Mittwoch, 11. September 2013

Ich werde alt...

 
Am Samstag habe ich die neue Ausgabe von NEON im Briefkasten gehabt. Genauer gesagt, dem meiner Eltern, weil ich noch immer nicht die Zustelladresse geändert habe, aber das tut nichts zur Sache.

Neon wird mit dieser Ausgabe 10 Jahre alt. Genau so lange lese ich Neon auch, zeitweise im Abo, zeitweise monatlich am Kiosk mitgenommen. Die ganze Zeit war ich auch genau in der Zielgruppe, 18- bis 35-jährige, und bin es noch. Meistens fand ich die Reportagen ziemlich spannend, zum Beispiel die über das Geschwisterpaar in den U.S.A., das eine inzestuöse Beziehung führt. Oder über Kopfgeldjäger in Afrika. Nie veruerteilend oder reißerisch, sondern sachlich geschrieben.

Zur Feier des Anlasses gibt's ein neues Layout. Für Neon, nicht für mich. Am neuen Layout musste ich dann jetzt auch erkennen: Neon ist nichts mehr für mich. Zwar hab ich noch ein bisschen Zeit, bis ich wirklich aus der Zielgruppe rausfalle, aber es gefällt mir nicht mehr. Weder das Layout noch der Inhalt sagen mir wirklich zu. Der einzige Artikel in der aktuellen Ausgabe, den ich wirklich mit Interesse gelesen habe, war die Reportage. Der Rest... naja, durchgeblättert wie die Klatschzeitschriften beim Arzt.

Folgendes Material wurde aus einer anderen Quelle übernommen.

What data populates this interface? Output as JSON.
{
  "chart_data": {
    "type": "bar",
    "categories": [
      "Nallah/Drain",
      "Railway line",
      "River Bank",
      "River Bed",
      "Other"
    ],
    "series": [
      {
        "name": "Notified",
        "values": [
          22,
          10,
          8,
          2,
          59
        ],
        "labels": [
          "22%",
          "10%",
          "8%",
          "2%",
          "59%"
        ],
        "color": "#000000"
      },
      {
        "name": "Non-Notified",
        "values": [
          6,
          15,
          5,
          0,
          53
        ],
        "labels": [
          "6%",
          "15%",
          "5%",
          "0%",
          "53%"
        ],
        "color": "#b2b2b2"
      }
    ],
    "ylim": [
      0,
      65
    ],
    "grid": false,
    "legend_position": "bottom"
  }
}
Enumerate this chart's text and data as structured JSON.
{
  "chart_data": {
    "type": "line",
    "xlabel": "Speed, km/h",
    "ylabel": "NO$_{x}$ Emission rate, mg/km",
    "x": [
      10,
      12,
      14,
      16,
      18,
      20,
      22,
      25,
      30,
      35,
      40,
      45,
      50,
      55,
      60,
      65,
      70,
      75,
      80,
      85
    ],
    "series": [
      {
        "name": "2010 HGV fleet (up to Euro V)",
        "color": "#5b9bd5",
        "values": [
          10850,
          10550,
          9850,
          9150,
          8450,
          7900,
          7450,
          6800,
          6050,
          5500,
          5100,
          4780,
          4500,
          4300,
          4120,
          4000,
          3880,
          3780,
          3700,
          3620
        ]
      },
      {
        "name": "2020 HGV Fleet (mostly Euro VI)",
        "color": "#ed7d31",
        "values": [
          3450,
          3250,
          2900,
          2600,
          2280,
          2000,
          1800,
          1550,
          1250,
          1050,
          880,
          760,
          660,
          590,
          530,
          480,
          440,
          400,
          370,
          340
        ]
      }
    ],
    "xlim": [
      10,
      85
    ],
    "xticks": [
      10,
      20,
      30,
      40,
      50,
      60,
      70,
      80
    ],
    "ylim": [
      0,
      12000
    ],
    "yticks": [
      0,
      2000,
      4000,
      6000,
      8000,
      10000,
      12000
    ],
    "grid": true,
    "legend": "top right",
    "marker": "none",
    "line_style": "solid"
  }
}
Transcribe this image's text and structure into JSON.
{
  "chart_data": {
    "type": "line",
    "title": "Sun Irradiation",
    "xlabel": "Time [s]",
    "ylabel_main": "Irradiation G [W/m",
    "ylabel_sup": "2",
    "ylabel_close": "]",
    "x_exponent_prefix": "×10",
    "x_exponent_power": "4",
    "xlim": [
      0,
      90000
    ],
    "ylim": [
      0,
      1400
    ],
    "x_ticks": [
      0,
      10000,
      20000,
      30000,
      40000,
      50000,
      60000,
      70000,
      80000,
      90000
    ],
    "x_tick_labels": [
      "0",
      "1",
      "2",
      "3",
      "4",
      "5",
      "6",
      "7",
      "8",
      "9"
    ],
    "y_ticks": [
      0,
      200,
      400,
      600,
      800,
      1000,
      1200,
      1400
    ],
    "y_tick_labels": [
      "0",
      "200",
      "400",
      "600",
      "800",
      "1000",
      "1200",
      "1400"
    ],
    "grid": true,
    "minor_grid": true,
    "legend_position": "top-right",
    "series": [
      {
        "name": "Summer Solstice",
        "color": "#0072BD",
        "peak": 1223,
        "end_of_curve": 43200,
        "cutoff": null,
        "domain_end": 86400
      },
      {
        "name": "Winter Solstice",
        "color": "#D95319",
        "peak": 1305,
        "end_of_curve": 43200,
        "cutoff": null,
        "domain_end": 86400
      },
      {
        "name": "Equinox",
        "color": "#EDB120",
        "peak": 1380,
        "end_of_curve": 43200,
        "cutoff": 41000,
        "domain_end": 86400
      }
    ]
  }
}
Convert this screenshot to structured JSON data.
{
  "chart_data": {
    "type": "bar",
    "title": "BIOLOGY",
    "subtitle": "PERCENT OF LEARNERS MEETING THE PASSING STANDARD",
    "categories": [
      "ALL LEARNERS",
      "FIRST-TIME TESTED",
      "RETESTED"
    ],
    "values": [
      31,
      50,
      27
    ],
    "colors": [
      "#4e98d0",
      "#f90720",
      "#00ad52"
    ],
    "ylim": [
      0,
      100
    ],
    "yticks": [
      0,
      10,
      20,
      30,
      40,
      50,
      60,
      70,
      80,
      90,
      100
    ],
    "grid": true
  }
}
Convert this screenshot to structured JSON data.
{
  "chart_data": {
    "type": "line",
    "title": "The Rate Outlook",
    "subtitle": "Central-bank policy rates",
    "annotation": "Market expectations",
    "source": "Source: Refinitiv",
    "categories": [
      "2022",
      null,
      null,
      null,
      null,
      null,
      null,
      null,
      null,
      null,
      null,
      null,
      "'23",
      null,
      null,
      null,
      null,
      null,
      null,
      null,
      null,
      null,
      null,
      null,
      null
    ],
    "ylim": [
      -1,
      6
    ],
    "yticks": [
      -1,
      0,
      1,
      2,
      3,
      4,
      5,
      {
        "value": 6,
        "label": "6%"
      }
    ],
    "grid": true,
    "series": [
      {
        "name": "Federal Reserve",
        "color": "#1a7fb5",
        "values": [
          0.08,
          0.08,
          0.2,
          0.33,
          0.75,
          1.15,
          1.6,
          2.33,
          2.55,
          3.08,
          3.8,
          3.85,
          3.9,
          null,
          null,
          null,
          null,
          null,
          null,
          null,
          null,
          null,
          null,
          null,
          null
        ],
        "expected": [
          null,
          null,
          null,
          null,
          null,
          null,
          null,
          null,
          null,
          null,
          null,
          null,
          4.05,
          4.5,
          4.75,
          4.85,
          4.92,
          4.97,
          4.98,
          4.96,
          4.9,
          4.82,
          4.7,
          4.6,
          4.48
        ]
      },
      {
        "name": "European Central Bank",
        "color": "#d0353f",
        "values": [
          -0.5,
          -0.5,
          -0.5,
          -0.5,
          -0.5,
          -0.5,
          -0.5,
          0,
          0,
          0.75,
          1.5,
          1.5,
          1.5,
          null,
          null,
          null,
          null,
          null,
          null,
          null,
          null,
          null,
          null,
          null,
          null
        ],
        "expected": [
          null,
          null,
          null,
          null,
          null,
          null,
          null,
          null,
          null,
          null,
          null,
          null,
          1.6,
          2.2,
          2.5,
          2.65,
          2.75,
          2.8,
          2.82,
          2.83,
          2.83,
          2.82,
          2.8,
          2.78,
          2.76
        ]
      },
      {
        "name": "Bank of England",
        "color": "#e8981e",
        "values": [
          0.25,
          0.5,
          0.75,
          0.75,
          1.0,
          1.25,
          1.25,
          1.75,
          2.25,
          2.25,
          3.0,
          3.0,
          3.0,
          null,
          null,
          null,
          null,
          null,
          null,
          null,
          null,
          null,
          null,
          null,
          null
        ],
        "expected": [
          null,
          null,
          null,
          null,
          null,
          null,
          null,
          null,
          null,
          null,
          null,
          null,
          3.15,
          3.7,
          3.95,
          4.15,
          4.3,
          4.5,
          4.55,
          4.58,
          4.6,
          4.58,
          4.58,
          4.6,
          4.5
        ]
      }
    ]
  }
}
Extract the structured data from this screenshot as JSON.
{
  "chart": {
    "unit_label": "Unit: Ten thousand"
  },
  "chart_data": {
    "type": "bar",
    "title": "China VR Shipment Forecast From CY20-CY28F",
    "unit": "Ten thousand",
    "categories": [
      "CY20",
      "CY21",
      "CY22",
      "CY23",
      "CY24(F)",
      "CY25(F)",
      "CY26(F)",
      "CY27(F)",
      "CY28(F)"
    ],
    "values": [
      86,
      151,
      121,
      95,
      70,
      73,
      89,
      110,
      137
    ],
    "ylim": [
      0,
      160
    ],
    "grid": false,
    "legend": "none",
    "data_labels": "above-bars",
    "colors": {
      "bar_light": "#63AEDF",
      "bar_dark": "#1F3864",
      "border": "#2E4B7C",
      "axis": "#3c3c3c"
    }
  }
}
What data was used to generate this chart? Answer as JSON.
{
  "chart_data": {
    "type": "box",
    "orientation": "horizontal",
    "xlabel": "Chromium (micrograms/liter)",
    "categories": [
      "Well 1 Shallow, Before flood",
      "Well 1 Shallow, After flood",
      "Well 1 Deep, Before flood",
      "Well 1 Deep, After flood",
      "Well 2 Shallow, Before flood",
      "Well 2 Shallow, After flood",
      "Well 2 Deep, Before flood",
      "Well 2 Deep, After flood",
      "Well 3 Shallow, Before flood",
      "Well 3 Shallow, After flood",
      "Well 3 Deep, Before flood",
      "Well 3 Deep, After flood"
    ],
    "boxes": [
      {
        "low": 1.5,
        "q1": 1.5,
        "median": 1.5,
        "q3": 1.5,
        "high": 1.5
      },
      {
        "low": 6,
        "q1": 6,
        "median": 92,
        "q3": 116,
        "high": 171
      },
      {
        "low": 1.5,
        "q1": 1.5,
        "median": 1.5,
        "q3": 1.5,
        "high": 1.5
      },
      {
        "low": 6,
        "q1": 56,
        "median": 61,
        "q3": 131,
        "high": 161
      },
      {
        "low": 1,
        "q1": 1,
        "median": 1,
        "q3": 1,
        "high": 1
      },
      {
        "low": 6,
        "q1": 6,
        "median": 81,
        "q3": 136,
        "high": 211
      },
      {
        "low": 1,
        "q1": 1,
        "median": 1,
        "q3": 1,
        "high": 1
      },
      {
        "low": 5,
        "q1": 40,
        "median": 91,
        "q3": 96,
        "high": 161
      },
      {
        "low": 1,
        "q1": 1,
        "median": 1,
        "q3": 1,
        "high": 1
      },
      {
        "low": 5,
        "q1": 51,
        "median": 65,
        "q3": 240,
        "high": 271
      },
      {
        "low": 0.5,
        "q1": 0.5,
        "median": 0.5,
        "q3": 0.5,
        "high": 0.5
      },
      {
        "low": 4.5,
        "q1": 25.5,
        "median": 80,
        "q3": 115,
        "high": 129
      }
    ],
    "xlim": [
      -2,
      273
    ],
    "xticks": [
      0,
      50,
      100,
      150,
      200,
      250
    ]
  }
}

In den letzten paar Ausgaben gab es immer mehr Artikel, die ich einfach überblättert habe. Ich will irgendwie nicht darüber lesen, was andere Menschen mit sich selbst anstellen, an was sie dabei denken und schon gar nicht möchte ich Fotos davon sehen. Nennt mich alt, oder spießig, ist mir egal.

Neon und ich haben uns auseinandergelebt. So ist das eben manchmal...

Kommentare:

  1. Ich habe von den Eltern meines damaligen Freundes die NEON ab der ersten Ausgabe im Abo gehabt. Bestimmt drei Jahre lang. Meine Bibel! Ich war ja ach so YOLO - obwohl es das damals ja noch gar nicht gab *hihi* NEON war so COOL! Gar nicht mainstream. Und dann war Schicht. Genau das, was du für dich auch festgestellt hast, war es damals bei mir auch. Ich glaube NEON ist einfach für Leute zwischen 15 und 25 - für alle danach... ist das Magazin dann doch zu banal. Wobei die Reportagen in 80% der Fällen wirklich herausragend waren, Straßen-Strich in Brasilien, junge Mönche in Tibet, Senioren in Deutschland... ich glaube wirklich da war kein einziges schwares Schaf dabei. Aber eben alles andere. Bis Jahr x bewunderst du die Leutchen die da von ihrem Leben und ihren Erfahrungen berichten, die Tipps und Tricks verraten und total hip sind, bewunderst sie, willst selbst so sein... und dann findest du dich selbst. Ab dem Moment brauchst du sie nicht mehr, die Leutchen. Du selbst bist nämlich viel weniger mainstream.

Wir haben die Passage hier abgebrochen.